AI is one of the biggest mega-trends towards the 4th industrial revolution. While these technologies promise business sustainability and product/process quality, it seems that the ever-changing market demands and the lack of skilled humans, in combination with the complexity of technologies, raise an urgent need for new suggestions. Suggestions that will be agile, reusable, distributed, scalable, accountable, secure, standardized and collaborative.
To break the entry barriers for these technologies and unleash their potential, the knowlEdge project will develop a new generation of AI methods, systems and data management infrastructure.
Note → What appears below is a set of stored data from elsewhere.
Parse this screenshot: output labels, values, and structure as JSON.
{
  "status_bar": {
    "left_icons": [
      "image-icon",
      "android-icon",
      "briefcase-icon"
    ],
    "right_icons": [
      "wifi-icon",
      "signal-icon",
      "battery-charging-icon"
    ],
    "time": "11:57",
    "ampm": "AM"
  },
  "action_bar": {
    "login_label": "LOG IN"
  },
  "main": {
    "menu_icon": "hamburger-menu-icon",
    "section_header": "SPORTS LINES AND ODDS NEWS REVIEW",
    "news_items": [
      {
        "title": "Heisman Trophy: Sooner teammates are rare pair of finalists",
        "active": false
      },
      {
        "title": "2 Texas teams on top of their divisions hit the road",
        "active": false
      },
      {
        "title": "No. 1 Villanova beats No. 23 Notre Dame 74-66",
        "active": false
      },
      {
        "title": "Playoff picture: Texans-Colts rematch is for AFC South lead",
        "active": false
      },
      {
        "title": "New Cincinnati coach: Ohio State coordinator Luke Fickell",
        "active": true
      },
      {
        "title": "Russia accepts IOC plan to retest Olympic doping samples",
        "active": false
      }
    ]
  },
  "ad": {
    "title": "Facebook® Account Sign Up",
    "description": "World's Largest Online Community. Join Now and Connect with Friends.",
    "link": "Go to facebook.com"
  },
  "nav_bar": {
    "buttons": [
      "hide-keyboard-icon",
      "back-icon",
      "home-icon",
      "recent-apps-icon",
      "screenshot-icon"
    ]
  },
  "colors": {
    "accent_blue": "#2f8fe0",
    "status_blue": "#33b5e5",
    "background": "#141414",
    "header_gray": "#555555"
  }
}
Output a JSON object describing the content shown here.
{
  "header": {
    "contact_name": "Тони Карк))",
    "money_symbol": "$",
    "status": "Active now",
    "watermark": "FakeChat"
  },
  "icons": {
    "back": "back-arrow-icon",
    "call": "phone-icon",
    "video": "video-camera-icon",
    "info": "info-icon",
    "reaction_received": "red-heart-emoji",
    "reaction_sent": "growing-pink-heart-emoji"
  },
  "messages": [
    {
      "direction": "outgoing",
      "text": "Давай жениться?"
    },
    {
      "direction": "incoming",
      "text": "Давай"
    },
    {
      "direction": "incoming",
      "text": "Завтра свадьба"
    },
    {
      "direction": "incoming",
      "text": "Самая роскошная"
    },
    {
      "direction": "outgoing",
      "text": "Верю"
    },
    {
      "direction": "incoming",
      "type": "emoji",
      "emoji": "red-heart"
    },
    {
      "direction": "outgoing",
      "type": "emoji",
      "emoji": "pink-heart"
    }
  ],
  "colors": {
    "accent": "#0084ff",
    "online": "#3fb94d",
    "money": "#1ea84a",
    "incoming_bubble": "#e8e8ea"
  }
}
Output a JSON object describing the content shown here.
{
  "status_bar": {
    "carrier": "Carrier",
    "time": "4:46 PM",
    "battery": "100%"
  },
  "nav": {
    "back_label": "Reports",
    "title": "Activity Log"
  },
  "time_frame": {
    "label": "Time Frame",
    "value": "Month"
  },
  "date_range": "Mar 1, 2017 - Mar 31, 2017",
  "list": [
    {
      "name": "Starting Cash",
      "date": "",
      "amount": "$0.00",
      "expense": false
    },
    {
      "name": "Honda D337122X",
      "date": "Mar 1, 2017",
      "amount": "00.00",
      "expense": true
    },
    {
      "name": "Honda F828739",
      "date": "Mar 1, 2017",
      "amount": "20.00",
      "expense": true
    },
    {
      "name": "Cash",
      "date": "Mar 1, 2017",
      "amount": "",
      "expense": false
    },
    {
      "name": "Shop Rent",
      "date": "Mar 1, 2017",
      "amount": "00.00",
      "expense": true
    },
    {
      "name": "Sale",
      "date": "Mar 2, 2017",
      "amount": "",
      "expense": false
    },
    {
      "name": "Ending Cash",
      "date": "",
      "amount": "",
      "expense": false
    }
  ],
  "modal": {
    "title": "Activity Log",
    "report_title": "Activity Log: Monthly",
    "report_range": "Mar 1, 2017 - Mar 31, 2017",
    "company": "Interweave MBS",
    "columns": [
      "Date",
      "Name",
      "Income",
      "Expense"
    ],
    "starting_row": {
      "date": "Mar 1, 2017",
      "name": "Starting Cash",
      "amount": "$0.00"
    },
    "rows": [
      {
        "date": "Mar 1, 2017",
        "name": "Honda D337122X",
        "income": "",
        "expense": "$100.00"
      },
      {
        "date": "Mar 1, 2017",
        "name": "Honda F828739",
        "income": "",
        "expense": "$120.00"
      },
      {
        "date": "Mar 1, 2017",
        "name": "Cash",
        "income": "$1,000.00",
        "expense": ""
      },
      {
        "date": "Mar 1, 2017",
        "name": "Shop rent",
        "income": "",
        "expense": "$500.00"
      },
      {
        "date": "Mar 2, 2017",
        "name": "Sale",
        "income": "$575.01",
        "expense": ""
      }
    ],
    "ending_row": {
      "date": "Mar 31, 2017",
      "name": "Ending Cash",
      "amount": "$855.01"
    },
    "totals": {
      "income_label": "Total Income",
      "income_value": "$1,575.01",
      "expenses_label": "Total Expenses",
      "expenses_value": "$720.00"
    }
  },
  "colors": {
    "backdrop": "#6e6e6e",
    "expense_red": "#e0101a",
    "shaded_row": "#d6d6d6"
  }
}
This framework will provide means for the secure management of distributed data and the computational infrastructure to execute the needed analytic algorithms and redistribute the knowledge towards a knowledge exchange society.
To do so, knowlEdge proposes 6 major innovations in the areas of data management, data analytics and knowledge management:
(i) A set of AI services that allow the usage of edge deployments as computational and live data infrastructure, an edge continuous learning execution pipeline;
(ii) A digital twin of the shop-floor to test the AI models;
(iii) A data management framework deployed from the edge to the cloud ensuring data quality, privacy and confidentiality, building a data safe fog continuum;
(iv) Human-AI Collaboration and Domain Knowledge Fusion tools for domain experts to inject their experience into the system to trigger an automatic discovery of knowledge that allows the system to adapt automatically to system changes; (v) A set of standardization mechanisms for the exchange of trained AI-models from one context to another;
(vi) A knowledge marketplace platform to distribute and interchange AI trained models.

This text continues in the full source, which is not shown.